For keyboard-only sighted users it would certainly not work, but remember that the technique is intented only for situations where a visible label is present, thus allowing the sighted user to identify the field (or components of the field). For example, imagine that you have a "birthdate" label (probably within a <legend>) above three separate <select> fields (day, month, year). For design reasons you might not be able to use visible "day", "month" and "year" labels, but the "birthdate" is assumed to be enough for sighted users.

Regards,
Ramón.

Devarshi wrote:

> I am with you on comparable access, but who is at fault here -- 
> developer, browser, business, or spec?
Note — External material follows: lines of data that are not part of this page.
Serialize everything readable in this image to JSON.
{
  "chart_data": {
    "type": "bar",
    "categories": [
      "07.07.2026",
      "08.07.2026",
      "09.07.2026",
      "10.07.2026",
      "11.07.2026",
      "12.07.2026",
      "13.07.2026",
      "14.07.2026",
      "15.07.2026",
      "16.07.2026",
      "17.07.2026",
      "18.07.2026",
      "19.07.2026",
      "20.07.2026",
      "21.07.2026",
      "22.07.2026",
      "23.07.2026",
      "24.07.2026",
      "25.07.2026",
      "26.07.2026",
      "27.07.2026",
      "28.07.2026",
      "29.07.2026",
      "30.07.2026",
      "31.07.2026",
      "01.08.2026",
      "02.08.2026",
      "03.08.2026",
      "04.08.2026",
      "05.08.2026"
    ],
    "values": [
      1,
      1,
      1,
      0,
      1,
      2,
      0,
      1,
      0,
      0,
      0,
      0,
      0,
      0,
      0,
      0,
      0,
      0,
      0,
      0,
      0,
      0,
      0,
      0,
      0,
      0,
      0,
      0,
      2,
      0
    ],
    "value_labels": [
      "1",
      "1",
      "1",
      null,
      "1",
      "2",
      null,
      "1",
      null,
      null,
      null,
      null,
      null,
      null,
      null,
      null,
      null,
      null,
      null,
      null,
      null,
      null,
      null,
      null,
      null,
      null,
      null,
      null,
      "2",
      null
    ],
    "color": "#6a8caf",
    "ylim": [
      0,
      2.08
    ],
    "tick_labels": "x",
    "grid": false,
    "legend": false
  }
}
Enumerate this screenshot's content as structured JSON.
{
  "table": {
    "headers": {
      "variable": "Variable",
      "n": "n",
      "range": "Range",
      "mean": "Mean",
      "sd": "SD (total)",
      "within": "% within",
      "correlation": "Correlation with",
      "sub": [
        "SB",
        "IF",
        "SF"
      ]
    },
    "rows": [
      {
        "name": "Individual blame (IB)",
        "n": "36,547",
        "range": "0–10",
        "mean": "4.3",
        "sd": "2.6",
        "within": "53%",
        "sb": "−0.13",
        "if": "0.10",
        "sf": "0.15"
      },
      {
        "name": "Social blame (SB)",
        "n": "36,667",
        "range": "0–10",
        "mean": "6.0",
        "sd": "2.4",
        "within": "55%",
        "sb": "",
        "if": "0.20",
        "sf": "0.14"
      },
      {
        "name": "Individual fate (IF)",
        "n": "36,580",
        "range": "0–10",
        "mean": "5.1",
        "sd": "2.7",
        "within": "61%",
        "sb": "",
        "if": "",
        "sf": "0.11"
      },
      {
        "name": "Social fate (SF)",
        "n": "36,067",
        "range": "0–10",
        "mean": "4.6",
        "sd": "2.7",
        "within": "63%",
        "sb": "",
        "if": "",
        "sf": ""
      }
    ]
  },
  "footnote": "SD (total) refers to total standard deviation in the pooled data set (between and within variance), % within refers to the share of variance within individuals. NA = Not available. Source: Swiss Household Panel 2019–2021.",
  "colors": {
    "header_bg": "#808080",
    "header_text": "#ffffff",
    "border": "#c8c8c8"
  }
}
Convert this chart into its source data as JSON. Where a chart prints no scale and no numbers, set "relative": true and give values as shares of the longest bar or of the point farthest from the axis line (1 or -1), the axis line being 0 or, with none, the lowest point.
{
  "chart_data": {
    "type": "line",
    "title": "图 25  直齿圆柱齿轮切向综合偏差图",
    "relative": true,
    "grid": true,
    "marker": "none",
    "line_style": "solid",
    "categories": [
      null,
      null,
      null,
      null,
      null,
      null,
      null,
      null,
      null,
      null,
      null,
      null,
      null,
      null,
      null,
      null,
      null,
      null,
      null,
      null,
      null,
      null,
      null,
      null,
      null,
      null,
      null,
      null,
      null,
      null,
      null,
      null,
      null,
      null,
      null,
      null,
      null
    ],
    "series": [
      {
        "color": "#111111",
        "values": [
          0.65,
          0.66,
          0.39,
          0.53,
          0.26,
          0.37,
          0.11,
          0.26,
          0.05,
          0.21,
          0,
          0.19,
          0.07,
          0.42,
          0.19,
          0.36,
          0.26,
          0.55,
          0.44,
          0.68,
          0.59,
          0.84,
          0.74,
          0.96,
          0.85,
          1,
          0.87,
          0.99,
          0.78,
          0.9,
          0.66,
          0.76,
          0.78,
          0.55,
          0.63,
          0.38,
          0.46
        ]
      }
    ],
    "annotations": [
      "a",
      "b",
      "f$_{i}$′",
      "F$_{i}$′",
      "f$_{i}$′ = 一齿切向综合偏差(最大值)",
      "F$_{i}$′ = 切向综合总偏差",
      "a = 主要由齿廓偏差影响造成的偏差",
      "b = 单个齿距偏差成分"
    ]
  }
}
Isn't the title attribute 
> supposed to be exposed to sighted keyboard only users?  Spec says 
> "This attribute offers advisory information about the element for 
> which it is set."
> 
> A case in point, and it may be extended to large data tables where 
> column / row headers are not visible to all user groups - H65: Using 
> the title attribute to identify form controls when the label element 
> cannot be used (http://www.w3.org/TR/WCAG20-TECHS/H65) - Question: can 
> a project team using standard code claim compliance because the title 
> attribute serves screen reader and mouse users and possibly other user 
> groups , but not sighted keyboard only users? Would it be advisable to 
> fail that page even though the team used standard code (or at least tried)?